Melinda Gates cited this phenomenon in this year’s annual letter from the Bill & Melinda Gates Foundation:
The fact is that a laissez faire approach to development—letting children die now so they don’t starve later—doesn’t actually work, thank goodness. It may be counterintuitive, but the countries with the most deaths have among the fastest-growing populations in the world.
Melinda cited evidence for this trend in both the wealthier countries, Thailand, Brazil, much of Latin America and Southeast Asia. In all these places, she noted that improvements in reproductive health and family planning services were accompanied by significant reductions in child mortality rates and birth rates.
The Gates and Rosling are hardly outliers. This virtuous cycle has become almost axiomatic within the aid and development community.
Now, a spoilsport named David Roodman, formerly with the Center for Global Development (and, briefly, an economics advisor for the Gates Foundation), says in a new analysis that the claim lacks sufficient evidence.
Roodman, who did his analysis at the request of GiveWell, an organization that vets philanthropic organizations and efforts, found no evidence to support the claim that reducing child deaths leads to a reduction in population growth.
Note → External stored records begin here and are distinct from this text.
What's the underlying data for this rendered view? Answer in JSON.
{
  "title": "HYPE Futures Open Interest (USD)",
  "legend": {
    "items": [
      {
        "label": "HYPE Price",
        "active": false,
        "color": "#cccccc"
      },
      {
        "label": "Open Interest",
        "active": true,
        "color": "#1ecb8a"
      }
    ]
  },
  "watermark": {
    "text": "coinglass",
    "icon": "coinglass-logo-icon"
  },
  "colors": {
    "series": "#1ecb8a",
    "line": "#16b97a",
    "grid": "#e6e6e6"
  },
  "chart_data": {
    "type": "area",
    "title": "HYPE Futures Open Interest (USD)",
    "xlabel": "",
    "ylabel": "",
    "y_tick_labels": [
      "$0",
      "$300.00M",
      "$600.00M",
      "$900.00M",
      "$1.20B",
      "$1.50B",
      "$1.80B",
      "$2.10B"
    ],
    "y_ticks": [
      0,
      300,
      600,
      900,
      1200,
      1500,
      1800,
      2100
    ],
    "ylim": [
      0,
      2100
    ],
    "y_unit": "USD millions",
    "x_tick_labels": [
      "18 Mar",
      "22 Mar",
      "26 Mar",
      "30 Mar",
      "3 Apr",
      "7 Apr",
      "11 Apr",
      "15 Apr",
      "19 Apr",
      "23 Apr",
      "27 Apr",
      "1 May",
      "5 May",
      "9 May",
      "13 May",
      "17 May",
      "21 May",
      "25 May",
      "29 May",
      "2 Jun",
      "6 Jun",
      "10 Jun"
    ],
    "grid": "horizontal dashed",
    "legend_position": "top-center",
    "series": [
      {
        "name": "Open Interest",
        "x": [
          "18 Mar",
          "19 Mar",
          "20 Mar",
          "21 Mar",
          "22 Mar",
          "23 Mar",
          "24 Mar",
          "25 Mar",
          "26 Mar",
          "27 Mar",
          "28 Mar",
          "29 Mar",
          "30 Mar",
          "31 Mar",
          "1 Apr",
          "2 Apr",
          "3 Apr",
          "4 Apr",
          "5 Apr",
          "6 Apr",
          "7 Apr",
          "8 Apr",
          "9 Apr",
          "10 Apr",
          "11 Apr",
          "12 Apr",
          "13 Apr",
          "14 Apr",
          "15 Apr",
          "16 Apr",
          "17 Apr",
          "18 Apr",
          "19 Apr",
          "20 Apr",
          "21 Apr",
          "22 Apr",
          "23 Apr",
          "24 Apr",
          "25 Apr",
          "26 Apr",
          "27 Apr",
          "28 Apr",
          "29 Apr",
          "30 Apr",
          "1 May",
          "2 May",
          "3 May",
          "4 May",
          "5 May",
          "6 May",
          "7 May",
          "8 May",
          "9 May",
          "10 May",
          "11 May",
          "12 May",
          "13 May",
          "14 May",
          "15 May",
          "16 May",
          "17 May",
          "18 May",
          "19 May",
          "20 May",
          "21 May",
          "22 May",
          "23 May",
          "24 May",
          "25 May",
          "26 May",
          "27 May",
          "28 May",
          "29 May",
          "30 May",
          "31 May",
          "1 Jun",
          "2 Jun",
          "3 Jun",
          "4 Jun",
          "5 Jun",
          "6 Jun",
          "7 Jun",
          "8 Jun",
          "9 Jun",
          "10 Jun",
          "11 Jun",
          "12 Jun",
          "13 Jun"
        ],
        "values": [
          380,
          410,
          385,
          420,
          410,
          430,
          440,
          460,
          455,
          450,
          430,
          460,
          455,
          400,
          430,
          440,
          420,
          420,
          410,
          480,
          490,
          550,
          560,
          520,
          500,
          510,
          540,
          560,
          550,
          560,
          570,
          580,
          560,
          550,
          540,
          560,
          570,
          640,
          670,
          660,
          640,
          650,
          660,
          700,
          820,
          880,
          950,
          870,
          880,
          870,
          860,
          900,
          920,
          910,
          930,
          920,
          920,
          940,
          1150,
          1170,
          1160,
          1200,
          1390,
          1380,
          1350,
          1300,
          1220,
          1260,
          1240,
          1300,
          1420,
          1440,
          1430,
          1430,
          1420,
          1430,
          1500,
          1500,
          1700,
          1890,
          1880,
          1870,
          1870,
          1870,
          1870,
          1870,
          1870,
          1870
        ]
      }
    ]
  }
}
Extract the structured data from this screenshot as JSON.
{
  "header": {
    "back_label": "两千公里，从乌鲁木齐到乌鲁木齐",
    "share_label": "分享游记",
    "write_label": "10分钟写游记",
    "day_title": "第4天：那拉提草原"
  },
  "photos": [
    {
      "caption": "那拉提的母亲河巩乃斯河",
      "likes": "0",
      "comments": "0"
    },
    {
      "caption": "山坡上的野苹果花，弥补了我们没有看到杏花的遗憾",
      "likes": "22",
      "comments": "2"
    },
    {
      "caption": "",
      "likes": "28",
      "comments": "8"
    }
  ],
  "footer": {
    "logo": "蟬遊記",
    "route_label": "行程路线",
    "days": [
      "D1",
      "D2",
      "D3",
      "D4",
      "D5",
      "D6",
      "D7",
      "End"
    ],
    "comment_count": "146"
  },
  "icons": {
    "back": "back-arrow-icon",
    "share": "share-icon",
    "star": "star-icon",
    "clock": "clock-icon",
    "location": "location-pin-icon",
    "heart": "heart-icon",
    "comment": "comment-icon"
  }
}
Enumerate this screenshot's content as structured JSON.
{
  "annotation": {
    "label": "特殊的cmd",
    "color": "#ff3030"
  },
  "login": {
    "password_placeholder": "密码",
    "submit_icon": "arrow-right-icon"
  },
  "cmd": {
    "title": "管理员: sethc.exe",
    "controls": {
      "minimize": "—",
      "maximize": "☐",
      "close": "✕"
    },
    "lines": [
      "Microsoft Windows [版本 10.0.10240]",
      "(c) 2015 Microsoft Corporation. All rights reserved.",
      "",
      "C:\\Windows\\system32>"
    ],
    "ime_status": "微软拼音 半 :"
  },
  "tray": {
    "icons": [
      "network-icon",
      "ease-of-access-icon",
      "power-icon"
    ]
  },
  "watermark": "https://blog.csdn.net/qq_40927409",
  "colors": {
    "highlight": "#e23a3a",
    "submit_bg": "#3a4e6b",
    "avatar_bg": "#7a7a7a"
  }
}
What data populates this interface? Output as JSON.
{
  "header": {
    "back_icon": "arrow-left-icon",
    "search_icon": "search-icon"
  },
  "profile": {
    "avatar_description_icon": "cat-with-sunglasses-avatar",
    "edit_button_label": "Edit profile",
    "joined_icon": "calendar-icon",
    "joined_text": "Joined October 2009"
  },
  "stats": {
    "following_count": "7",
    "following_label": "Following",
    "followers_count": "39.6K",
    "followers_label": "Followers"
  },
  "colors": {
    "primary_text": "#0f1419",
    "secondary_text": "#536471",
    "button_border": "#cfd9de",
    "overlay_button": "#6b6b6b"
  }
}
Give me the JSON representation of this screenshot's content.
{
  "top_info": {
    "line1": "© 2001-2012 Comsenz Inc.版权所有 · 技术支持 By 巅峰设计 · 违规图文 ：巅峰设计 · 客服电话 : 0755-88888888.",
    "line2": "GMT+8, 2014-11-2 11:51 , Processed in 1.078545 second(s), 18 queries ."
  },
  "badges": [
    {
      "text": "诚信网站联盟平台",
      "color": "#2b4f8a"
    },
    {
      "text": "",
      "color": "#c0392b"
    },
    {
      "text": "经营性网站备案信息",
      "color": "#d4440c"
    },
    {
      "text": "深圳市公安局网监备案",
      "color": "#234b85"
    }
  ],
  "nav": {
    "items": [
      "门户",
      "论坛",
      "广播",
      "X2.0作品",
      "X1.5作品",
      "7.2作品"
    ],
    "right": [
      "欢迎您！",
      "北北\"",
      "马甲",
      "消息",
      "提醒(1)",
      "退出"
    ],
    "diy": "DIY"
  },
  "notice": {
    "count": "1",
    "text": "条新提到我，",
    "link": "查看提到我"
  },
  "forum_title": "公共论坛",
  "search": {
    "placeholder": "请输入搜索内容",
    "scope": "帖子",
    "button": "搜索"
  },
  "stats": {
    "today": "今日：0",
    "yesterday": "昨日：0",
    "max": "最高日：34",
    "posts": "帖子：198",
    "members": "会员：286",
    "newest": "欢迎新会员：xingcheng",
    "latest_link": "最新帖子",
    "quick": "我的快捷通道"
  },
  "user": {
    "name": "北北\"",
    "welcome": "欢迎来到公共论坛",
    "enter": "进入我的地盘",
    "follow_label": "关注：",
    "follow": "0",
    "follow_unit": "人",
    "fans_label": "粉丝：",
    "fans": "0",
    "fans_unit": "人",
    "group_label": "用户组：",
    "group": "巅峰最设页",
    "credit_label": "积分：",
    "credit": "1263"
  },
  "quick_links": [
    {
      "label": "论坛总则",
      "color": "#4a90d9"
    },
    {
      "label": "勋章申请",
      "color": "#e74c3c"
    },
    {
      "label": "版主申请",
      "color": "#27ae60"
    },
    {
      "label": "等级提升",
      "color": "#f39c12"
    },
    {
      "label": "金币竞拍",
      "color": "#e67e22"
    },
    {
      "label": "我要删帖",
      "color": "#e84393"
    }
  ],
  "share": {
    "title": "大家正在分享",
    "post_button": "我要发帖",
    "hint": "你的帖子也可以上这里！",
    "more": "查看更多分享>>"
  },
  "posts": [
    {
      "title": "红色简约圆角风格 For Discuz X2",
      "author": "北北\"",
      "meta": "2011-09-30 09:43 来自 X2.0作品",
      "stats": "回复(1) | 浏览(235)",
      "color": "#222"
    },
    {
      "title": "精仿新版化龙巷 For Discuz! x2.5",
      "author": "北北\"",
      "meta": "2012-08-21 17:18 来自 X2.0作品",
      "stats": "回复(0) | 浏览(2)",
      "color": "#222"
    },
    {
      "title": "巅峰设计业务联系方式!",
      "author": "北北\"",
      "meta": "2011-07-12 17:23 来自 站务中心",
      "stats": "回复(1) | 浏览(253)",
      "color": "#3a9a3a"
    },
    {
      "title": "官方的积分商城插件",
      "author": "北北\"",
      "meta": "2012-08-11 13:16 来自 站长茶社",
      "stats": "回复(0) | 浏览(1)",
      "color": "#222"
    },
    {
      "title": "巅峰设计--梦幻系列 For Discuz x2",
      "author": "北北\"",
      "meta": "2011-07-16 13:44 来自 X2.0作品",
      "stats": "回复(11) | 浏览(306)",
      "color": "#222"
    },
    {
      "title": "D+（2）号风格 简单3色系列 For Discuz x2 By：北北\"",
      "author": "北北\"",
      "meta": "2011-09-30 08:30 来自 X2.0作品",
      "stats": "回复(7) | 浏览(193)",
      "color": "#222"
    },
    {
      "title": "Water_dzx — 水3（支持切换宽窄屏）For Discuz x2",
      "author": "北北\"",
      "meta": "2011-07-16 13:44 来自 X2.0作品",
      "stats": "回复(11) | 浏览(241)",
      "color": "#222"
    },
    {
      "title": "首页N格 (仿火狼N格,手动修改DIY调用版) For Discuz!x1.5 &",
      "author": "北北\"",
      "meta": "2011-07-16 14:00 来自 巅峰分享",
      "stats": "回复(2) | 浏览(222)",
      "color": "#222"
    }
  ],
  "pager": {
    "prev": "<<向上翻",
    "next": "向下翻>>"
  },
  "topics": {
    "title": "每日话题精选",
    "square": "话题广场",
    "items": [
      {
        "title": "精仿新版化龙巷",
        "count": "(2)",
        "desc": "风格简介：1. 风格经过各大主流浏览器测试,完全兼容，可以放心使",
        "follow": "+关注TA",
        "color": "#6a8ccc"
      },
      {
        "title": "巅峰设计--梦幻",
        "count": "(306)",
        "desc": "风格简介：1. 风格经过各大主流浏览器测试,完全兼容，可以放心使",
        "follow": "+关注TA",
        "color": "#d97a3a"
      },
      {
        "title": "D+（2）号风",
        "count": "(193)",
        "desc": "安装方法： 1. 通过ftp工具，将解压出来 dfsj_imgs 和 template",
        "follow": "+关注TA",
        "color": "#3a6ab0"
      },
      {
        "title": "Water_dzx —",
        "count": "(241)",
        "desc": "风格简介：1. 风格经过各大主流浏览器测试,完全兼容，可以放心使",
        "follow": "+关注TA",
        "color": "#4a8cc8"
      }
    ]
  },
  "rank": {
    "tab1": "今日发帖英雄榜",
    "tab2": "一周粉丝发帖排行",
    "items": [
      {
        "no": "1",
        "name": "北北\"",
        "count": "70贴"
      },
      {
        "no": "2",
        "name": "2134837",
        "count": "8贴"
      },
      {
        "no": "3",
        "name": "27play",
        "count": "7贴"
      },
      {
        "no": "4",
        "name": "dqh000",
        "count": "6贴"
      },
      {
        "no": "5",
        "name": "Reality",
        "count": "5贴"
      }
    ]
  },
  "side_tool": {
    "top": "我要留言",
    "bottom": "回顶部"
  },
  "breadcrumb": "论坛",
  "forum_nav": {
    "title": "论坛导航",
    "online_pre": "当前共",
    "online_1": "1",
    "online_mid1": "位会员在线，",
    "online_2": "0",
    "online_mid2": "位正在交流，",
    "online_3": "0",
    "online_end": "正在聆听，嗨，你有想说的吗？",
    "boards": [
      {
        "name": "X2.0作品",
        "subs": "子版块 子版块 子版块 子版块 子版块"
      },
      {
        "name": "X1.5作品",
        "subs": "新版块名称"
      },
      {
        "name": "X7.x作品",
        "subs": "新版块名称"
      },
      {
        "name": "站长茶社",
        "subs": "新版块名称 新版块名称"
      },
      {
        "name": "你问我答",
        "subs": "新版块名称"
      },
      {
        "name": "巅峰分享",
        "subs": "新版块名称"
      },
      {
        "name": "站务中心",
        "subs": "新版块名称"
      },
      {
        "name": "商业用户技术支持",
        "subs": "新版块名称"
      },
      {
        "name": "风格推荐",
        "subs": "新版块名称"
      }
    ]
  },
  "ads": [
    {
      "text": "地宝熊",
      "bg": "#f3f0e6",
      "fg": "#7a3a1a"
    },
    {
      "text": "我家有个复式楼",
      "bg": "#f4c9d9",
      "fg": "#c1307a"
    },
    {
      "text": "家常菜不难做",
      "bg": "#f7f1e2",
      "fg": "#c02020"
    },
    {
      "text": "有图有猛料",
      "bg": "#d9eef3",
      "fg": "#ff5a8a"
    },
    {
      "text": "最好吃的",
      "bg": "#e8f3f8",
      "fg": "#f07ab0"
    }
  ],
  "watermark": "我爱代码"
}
In fact, his analysis suggests (perhaps not surprisingly) that reducing child mortality initially causes a spike in population numbers.
I think the best interpretation of the available evidence is that the impact of life-saving interventions on fertility and population growth varies by context, above all with total fertility, and is rarely greater than 1:1 … The impact of mortality drops on fertility will be nearly 1:1, so population growth will hardly change.
This certainly doesn’t mean that reducing child mortality causes an increase in population, as the Malthusian over-population worry warts claim.
“I’m suggesting that where family planning is the norm, which is an increasing fraction of the earth, saving lives should reduce births by about as much,” Roodman told Humanosphere in an email. “I also think that there’s strong evidence that family planning promotion really has worked in places, and that falling fertility is one of the great successes in development, even if most of it is not a domino effect from falling mortality.”